NAO und AO flattern beide um die Nulllinie, mit keiner erkennbaren Präferenz im
Ensemblefeld zu +/-. Die MJO durchläuft aktuell Phase 4 zu 5, was rein
statistisch gesehen mit einer Abnahme der (besonders mittel- und
nordeuropäischen) Blockierungsfreude in Zusammenhang gebracht wird (und leider
auch mit konvektionsförderlichen Bedingungen im Golf von Bengalen, was momentan
im tropischen Zyklon YAAS gipfelt). Prädestiniert sind dabei im
nordatlantisch-europäischen Sektor positive Geopotenzialanomalien über
Südwesteuropa und negative bei Island. Daher auch die Tendenz zu NAO +, was zwar
aktuell im breit gefächerten Ensemblefeld etwas favorisiert wird, jedoch nicht
mit überzeugender Mehrheit.
Vom grundsätzlichen Muster sehen es die aktuellen Vorhersagen des IFS Modells
recht ähnlich, jedoch mit vergleichsweise schwacher positiver Anomalie über
Südwesteuropa - eher über Nordafrika platziert.

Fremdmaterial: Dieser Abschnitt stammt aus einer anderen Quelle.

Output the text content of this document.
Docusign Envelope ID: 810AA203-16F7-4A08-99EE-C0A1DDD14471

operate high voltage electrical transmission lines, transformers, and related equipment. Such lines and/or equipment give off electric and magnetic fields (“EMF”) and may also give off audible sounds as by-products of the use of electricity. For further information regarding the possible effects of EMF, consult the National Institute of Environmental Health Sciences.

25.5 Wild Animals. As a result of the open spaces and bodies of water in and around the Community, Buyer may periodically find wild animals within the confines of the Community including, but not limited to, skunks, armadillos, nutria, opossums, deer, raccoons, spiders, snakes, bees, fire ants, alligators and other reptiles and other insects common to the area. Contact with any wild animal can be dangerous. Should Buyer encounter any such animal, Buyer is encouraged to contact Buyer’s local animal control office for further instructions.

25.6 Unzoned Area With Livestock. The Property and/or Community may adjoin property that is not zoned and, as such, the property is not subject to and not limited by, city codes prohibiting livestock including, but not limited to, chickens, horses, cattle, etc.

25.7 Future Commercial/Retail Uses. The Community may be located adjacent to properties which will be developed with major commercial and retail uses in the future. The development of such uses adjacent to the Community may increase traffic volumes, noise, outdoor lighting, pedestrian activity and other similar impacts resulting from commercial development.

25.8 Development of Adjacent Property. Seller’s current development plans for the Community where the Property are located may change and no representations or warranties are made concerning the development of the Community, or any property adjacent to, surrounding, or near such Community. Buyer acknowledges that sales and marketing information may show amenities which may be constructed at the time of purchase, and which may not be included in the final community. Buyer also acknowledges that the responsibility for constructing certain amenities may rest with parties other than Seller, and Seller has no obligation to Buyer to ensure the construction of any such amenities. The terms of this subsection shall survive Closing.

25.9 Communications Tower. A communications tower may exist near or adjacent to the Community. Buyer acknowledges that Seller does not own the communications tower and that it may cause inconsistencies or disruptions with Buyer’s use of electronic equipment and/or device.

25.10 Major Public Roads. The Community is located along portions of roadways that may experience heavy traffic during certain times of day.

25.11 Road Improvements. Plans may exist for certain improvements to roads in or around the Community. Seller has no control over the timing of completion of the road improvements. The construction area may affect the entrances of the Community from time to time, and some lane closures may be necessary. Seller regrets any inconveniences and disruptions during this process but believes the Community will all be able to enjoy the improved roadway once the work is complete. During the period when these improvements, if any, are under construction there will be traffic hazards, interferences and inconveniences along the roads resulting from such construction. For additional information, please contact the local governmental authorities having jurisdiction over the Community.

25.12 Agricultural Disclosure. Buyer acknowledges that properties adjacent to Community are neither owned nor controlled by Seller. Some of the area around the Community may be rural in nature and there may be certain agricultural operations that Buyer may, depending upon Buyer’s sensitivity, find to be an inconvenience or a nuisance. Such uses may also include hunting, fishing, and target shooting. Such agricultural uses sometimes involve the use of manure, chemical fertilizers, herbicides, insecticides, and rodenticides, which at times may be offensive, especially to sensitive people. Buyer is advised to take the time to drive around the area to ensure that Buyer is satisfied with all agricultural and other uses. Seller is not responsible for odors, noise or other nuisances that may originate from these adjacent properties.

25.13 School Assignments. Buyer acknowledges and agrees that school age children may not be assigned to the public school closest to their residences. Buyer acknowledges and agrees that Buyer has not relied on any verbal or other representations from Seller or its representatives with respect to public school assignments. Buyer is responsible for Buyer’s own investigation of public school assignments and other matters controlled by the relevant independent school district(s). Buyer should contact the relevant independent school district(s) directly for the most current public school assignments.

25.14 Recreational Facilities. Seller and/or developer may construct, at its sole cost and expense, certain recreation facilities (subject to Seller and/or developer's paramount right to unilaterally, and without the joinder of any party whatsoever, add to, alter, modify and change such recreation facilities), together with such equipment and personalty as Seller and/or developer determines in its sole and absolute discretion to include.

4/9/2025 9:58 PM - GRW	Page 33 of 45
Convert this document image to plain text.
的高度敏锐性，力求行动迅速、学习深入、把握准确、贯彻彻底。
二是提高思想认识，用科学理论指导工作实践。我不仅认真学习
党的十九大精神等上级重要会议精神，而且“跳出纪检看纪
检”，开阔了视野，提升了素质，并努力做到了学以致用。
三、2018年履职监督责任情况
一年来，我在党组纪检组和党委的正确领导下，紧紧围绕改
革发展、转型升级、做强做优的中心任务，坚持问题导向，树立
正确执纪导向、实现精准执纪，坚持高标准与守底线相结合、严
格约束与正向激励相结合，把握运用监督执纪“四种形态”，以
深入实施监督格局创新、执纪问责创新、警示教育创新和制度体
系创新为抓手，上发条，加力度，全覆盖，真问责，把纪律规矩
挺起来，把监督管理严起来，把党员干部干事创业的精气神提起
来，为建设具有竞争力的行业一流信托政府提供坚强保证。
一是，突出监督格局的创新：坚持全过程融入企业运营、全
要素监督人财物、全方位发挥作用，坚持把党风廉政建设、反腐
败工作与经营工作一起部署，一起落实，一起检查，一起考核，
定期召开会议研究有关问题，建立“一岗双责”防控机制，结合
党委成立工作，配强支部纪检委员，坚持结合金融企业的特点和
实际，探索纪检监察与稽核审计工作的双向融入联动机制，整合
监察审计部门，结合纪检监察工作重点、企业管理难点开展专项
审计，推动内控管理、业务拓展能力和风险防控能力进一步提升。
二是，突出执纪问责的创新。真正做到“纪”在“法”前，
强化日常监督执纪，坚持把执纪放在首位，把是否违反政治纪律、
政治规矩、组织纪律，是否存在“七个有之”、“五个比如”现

Was jedoch besonders auffällt ist das winterlich anmutende Blockierungsmuster im
hohen Norden mit seit 2-3 IFS-Läufen gefestigter Blockierung über dem
Europäischen Nordmeer sowie über der Tschuktschensee. Die Numerik zeigt zudem
besonders am Westrand der Blockierung über dem Nordmeer in Richtung Grönland
verstärkte Wärmeflüsse, die während der Mittelfrist noch andauern und in
weiterer Folge (erweiterte Mittelfrist) rasch abebben. Zonal gemittelt sind wir
bei diesem Parameter je nach Breitengrad noch oberhalb des 90-iger Perzentils
bzw. nahe am absoluten Rekord und trotz der eigentlich fehlenden Interkation
Troposphäre/Stratosphäre nach der finalen Erwärmung (10 hPa) wird eine deutliche
Reaktion im Übergangsbereich Troposphäre/Stratosphäre gezeigt: Abnahme des
gemittelten Zonalwindes in 100 hPa (60 Grad Nord) auf Werte unterhalb des
klimatischen Mittelwertes. Was die Auswirkungen sein werden kann hier nicht
abschließend gezeigt werden, doch ist deutlich eine andauernde
Zirkulationsstörung in diesem Höhenbereich auszumachen, die vorerst auch nicht
abebbt.
Man sieht, eine gestörte bzw. zu nachhaltiger Blockierung neigende polare
Zirkulation im Übergangsbereich der Troposphäre/Stratosphäre sowie Einflüsse der
MJO lassen die Entwicklung dieser Mittelfrist eine recht unsichere werden. Was
auffällt ist eine nun (vorübergehend?) östlicher ansetzende Blockierung - weg
von Grönland und hin zum Nordmeer. Zudem deutet sich über dem
nordöstlichen/östlichen Atlantik eine dritte positive Geopotenzialanomalie an,
die unter Brückenbildung mit der Anomalie über dem Nordmeer/später Skandinavien
Europa (vorübergehend?) vom Atlantik "abkoppelt". Durch all diese geringfügigen
Neuausrichtungen der Wellen ändert sich das Wetter auch in Europa zunächst
geringfügig, bevor erneut Stagnation eintritt.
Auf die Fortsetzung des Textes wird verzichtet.